Selon le Dr Patrick Laplante, la recrudescence d’achalandage à l’urgence est possiblement liée à un ressac des mesures sanitaires de la COVID-19.
Selon le Dr Patrick Laplante, la recrudescence d’achalandage à l’urgence est possiblement liée à un ressac des mesures sanitaires de la COVID-19.

Recrudescence de l’achalandage dans les urgences

Après des semaines d’accalmie depuis le début de la pandémie, on assiste à une recrudescence de l’achalandage dans les urgences des hôpitaux en Estrie. La situation est particulièrement marquée à Granby, où le nombre de personnes sur civières dépassait la capacité de l’établissement, vendredi après-midi.

Dr Patrick Laplante, qui pratique notamment à l’urgence du centre hospitalier de Granby (CHG), a constaté cette hausse soudaine d’affluence.

«Tout d’un coup, on est revenu à la situation que l’on avait avant la pandémie. Mardi matin, on avait l’impression qu’on se dirigeait vers une journée tranquille à l’urgence, comme c’était le cas depuis un certain temps, mais le nombre de patients a augmenté rapidement.»

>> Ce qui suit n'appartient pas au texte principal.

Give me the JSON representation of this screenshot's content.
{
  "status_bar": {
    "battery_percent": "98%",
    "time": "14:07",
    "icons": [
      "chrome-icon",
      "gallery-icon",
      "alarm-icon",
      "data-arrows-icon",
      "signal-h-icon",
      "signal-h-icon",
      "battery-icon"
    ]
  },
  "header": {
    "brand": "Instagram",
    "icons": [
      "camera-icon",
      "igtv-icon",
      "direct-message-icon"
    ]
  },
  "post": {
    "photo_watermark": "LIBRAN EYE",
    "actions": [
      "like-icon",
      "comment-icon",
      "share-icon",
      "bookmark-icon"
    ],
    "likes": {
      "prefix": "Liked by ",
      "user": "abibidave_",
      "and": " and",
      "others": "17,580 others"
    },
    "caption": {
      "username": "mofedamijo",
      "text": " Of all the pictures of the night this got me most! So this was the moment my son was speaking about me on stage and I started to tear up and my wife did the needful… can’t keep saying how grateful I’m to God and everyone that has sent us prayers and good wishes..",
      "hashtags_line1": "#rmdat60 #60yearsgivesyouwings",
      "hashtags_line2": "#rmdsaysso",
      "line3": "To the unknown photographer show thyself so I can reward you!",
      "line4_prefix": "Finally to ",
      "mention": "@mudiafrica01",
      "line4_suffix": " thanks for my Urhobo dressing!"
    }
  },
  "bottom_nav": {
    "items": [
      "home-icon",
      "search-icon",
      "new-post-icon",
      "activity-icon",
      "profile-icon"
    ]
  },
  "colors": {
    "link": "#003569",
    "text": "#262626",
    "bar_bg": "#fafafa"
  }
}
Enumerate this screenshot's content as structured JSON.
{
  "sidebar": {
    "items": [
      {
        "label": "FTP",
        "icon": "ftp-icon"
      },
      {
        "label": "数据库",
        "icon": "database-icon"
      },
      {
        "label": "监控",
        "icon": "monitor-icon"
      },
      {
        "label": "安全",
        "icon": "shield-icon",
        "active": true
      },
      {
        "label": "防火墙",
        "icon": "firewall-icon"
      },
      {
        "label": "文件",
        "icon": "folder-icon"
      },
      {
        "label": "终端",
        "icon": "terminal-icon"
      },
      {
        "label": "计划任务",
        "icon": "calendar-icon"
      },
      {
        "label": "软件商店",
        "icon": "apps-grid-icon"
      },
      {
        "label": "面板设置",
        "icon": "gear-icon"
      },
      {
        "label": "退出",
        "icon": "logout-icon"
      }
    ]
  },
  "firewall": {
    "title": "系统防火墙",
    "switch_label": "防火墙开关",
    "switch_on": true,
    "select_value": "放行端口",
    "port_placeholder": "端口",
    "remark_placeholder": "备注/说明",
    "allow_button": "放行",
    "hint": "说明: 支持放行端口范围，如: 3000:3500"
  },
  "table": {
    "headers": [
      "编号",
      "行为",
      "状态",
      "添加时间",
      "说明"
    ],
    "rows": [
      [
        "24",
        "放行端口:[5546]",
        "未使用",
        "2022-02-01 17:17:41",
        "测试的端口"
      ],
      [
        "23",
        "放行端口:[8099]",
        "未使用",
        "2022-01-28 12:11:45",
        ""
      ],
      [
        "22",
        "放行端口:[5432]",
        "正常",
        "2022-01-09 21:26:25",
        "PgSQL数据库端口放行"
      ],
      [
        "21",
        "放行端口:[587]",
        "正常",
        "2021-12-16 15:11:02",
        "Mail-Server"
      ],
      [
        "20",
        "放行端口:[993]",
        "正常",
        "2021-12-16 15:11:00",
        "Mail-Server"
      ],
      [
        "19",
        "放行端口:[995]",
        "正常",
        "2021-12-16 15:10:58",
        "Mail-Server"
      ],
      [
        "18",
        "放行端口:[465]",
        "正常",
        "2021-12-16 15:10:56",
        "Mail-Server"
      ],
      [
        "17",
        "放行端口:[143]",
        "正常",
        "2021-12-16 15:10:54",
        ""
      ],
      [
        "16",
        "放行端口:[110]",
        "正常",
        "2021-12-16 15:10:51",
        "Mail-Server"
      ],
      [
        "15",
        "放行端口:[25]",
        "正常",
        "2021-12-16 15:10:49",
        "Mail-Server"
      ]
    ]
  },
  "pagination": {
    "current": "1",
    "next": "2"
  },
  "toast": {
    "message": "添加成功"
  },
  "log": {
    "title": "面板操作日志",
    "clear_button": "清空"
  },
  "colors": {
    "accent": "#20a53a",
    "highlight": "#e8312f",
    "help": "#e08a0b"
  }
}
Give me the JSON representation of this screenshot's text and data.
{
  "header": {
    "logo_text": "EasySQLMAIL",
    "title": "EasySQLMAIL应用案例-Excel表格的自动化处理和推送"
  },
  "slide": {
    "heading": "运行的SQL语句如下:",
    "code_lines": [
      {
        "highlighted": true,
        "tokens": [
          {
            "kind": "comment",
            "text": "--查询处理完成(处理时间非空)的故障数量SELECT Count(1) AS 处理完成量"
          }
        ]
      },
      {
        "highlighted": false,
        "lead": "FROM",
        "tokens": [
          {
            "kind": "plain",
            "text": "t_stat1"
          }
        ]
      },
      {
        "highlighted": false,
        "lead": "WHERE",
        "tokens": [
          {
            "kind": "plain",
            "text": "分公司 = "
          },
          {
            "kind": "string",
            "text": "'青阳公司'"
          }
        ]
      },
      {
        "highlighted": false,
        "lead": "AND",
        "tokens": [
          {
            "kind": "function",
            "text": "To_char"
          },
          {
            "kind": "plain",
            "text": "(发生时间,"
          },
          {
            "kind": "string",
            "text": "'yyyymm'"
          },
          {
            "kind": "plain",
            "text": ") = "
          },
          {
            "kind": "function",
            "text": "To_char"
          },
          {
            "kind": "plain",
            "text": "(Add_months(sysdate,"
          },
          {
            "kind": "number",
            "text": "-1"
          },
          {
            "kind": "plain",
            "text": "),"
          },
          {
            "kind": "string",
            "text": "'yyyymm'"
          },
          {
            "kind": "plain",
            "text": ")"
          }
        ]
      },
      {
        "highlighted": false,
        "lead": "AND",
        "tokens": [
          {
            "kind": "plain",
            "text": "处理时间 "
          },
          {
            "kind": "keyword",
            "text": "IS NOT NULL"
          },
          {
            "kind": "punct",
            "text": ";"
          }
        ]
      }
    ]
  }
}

La situation ne s’est pas résorbée depuis. À titre d’exemple, vendredi à 13h, l’urgence de l’hôpital de Granby était occupée à 115 %, avec 23 civières comblées sur 20. Notons que l’établissement était le seul à excéder sa capacité d’accueil en Estrie. Toujours à Granby, trois patients étaient à l’urgence depuis plus de 24 heures, tandis que cinq personnes étaient en attente d’hospitalisation.

Au même moment, 10 des 16 civières à l’urgence de l’hôpital Brome-Missisquoi-Perkins (BMP) de Cowansville étaient occupées, alors que quatre personnes y étaient alitées depuis plus de deux jours et quatre patients étaient en attente d’hospitalisation.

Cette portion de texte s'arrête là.